ダンジョンでアトランティスが続くのは間違っているだろうか? 作:食卓の英雄
何よりも怖いのが展開が遅れることよりも喋り口調や性格、解釈違いなんだよなぁ…
※前話において作者にはロキ・ファミリアを貶める意図はございません
「お、おお…!おのれぇーっ!ヴァレン何某ー!!!ベル君に何て事をっ…!世間では色々とちやほやされている様だけどとうとう正体を表したな!へんっ、所詮ロキの子供、親に似たんだな!」
(あの、神様は何でこんなに怒ってるんですか…?)
(は?マジで言ってんのかお前?)
肩を折った翌日、ヘスティア・ファミリアホームである廃教会にて、ヘスティアは荒れていた。勿論その理由は先日の一件。
ごく当然の事だが、いくら冒険者とはいえ、他者を理由なく傷つけてはいけないし、他ファミリアともなればそれ相応の対応というものがある。
……そちらに関しては、イアソンが逃げ出した為に交渉の場にすら漕ぎ着けていないのが現状だ。

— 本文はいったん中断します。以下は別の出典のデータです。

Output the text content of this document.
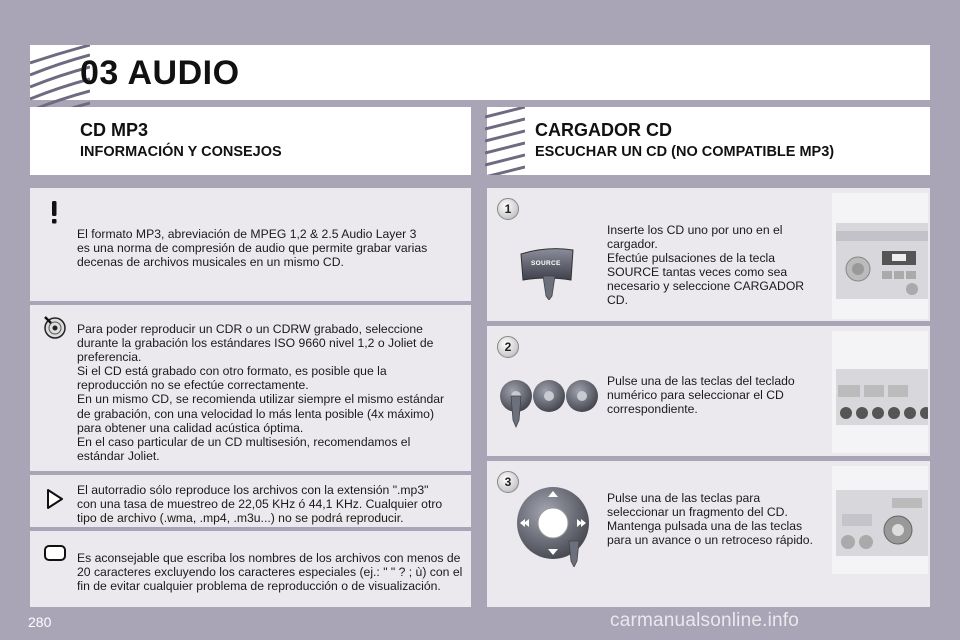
03 AUDIO
CD MP3
INFORMACIÓN Y CONSEJOS
CARGADOR CD
ESCUCHAR UN CD (NO COMPATIBLE MP3)
El formato MP3, abreviación de MPEG 1,2 & 2.5 Audio Layer 3
es una norma de compresión de audio que permite grabar varias
decenas de archivos musicales en un mismo CD.
Para poder reproducir un CDR o un CDRW grabado, seleccione
durante la grabación los estándares ISO 9660 nivel 1,2 o Joliet de
preferencia.
Si el CD está grabado con otro formato, es posible que la
reproducción no se efectúe correctamente.
En un mismo CD, se recomienda utilizar siempre el mismo estándar
de grabación, con una velocidad lo más lenta posible (4x máximo)
para obtener una calidad acústica óptima.
En el caso particular de un CD multisesión, recomendamos el
estándar Joliet.
El autorradio sólo reproduce los archivos con la extensión ".mp3"
con una tasa de muestreo de 22,05 KHz ó 44,1 KHz. Cualquier otro
tipo de archivo (.wma, .mp4, .m3u...) no se podrá reproducir.
Es aconsejable que escriba los nombres de los archivos con menos de
20 caracteres excluyendo los caracteres especiales (ej.: " " ? ; ù) con el
fin de evitar cualquier problema de reproducción o de visualización.
1
SOURCE
Inserte los CD uno por uno en el
cargador.
Efectúe pulsaciones de la tecla
SOURCE tantas veces como sea
necesario y seleccione CARGADOR
CD.
2
Pulse una de las teclas del teclado
numérico para seleccionar el CD
correspondiente.
3
Pulse una de las teclas para
seleccionar un fragmento del CD.
Mantenga pulsada una de las teclas
para un avance o un retroceso rápido.
280	carmanualsonline.info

「あぁーっ!もうムシャクシャする!いいかいベル君、僕は今からバイトだけど君は安静に、間違ってもダンジョンなんかに行くんじゃないぞ!イアソン君も!」
「はい、最初からそのつもりですよ」
「……うん!嘘じゃないね。それじゃ、行ってきまーす!」
「いってらっしゃーい!」
ダンジョンに行くつもりは無い、ただ訓練はする。嘘は言ってない。嘘は。
◆◆◆
「さて…」
ちらほらと街へ繰り出す人が見えだした頃。ベル・クラネルは廃教会の裏手で魔法の練習を始めようとしていた。直ぐに始めるのではなく、先にスキル【求めし英雄の影】を発動する。これで精神力の4割程が削られるが、発展アビリティ「精癒」「治癒」が擬似的に発現する。今日一日魔法だけを行使すると考えたらかなりお得だ。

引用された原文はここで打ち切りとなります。